In the final two chapters, Gawande highlights the importance of discussing a person’s priorities for the end of their life, as he does with his own father, who is also a surgeon. When his father is in his 70s, doctors discover a tumor in his spinal cord tumor. A surgeon, Edward Benzel, offers him surgery, but he also helps identify Gawande’s father’s priorities. Realizing how important keeping his career is to Gawande’s father, Benzel suggests that he wait on surgery. This prioritizes his well-being over the possibility of longer survival, particularly as he knows that surgery has a risk of making him quadriplegic. Putting the surgery off allows Gawande’s father to continue working for another two and a half years, which was incredibly important to him.
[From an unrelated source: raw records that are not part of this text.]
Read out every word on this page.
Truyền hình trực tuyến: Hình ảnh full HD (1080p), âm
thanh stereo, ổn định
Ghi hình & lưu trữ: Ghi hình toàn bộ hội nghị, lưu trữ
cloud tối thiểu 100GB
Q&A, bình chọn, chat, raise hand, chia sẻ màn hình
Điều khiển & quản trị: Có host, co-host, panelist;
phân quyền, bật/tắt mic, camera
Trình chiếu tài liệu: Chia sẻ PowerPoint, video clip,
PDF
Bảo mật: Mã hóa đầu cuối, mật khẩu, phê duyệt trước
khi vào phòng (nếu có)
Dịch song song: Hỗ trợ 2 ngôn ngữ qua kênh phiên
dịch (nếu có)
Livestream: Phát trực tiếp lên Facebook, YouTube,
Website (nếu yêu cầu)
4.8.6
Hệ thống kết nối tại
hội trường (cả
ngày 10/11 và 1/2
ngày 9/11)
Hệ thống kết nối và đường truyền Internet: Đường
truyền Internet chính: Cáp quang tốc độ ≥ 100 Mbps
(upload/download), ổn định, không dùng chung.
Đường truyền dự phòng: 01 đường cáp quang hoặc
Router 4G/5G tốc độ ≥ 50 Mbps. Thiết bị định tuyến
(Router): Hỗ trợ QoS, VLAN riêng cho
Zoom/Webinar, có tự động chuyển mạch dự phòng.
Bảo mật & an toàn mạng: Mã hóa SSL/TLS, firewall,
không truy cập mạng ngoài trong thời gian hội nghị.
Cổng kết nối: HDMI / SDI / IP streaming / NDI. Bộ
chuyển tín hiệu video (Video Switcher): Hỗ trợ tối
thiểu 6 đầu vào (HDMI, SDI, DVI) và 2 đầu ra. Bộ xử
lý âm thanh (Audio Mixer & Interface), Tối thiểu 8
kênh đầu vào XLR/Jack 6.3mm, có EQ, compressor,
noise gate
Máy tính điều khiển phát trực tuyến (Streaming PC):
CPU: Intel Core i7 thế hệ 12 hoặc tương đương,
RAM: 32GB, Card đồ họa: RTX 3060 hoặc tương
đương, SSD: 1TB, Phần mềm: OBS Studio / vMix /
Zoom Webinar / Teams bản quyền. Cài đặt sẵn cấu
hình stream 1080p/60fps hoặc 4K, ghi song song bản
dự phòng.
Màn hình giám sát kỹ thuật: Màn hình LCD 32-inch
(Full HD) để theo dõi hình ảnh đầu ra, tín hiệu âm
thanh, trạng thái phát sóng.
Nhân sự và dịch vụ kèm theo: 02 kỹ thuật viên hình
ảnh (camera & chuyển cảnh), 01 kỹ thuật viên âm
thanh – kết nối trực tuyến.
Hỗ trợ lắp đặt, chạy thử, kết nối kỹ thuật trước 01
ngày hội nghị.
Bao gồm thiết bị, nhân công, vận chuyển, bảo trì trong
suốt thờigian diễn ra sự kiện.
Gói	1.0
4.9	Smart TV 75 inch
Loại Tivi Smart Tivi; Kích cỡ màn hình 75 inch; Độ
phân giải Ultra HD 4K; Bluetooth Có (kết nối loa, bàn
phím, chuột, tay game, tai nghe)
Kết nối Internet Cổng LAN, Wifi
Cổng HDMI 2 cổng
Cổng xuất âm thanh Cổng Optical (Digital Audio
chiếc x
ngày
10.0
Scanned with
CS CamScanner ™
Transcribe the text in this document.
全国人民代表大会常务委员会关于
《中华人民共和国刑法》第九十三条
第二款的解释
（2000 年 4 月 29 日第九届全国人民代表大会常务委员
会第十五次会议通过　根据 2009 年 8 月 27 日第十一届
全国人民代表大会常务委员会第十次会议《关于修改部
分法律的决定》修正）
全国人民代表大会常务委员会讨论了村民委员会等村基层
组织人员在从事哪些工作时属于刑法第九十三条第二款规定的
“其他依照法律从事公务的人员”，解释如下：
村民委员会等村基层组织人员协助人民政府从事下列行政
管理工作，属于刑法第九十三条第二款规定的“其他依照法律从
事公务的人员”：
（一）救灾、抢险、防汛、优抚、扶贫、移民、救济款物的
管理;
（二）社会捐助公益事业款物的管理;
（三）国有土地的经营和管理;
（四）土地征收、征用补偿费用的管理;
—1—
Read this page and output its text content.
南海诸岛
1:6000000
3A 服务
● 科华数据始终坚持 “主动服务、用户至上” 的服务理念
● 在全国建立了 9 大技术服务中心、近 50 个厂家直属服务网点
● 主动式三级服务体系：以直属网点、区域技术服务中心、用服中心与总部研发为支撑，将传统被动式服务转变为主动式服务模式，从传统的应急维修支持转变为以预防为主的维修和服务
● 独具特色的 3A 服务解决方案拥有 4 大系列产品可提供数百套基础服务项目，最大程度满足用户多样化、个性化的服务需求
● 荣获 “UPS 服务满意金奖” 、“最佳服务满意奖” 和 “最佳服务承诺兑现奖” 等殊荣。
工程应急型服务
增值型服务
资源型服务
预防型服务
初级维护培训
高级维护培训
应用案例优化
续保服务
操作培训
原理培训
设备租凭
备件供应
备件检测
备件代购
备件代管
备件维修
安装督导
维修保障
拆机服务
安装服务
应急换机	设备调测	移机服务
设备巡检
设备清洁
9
Gawande tries to emulate Benzel’s ability to identify his father’s priorities and give advice according to those priorities. He works with a patient, Jewel Douglass, who has a tumor pressing on her bowels, causing her to vomit everything she eats. He knows that he could suggest a slew of treatments and surgeries, but he acknowledges that the treatments come with complications. In the end, Douglass asks him to go through with the surgery only if it seems relatively safe. When Gawande begins the surgery and sees that it would be risky, he decides instead to alleviate her pain and not risk her health further. Douglass then elects hospice care and spends her final two weeks surrounded by family and friends.

Gawande’s father is now ready for surgery as his condition worsens. Before surgery, he and his father have a conversation about what kind of end-of-life care would be tolerable for him, even though the subject is difficult. Gawande’s father explains that he doesn’t want to stay alive on a ventilator or feeding tube, and he is more afraid of being quadriplegic than dying. This conversation proves critical, as complications arise during his surgery and Gawande uses his father’s guidance to instruct Benzel to continue with the surgery. As a result, his father doesn’t lose any motor function and staves off his tumor’s progress for a time. Eventually, however, Gawande’s father grows worse, and he knows that he doesn’t want chemotherapy. He elects for hospice care and passes away soon after, surrounded by family.

Gawande concludes by reiterating that when it comes to aging, illness, and dying, everyone should understand their hopes, fears, and trade-offs, and every doctor should help patients have these conversations. Though discussing death is difficult, helping people in their final phase of life has been Gawande’s most fulfilling experience.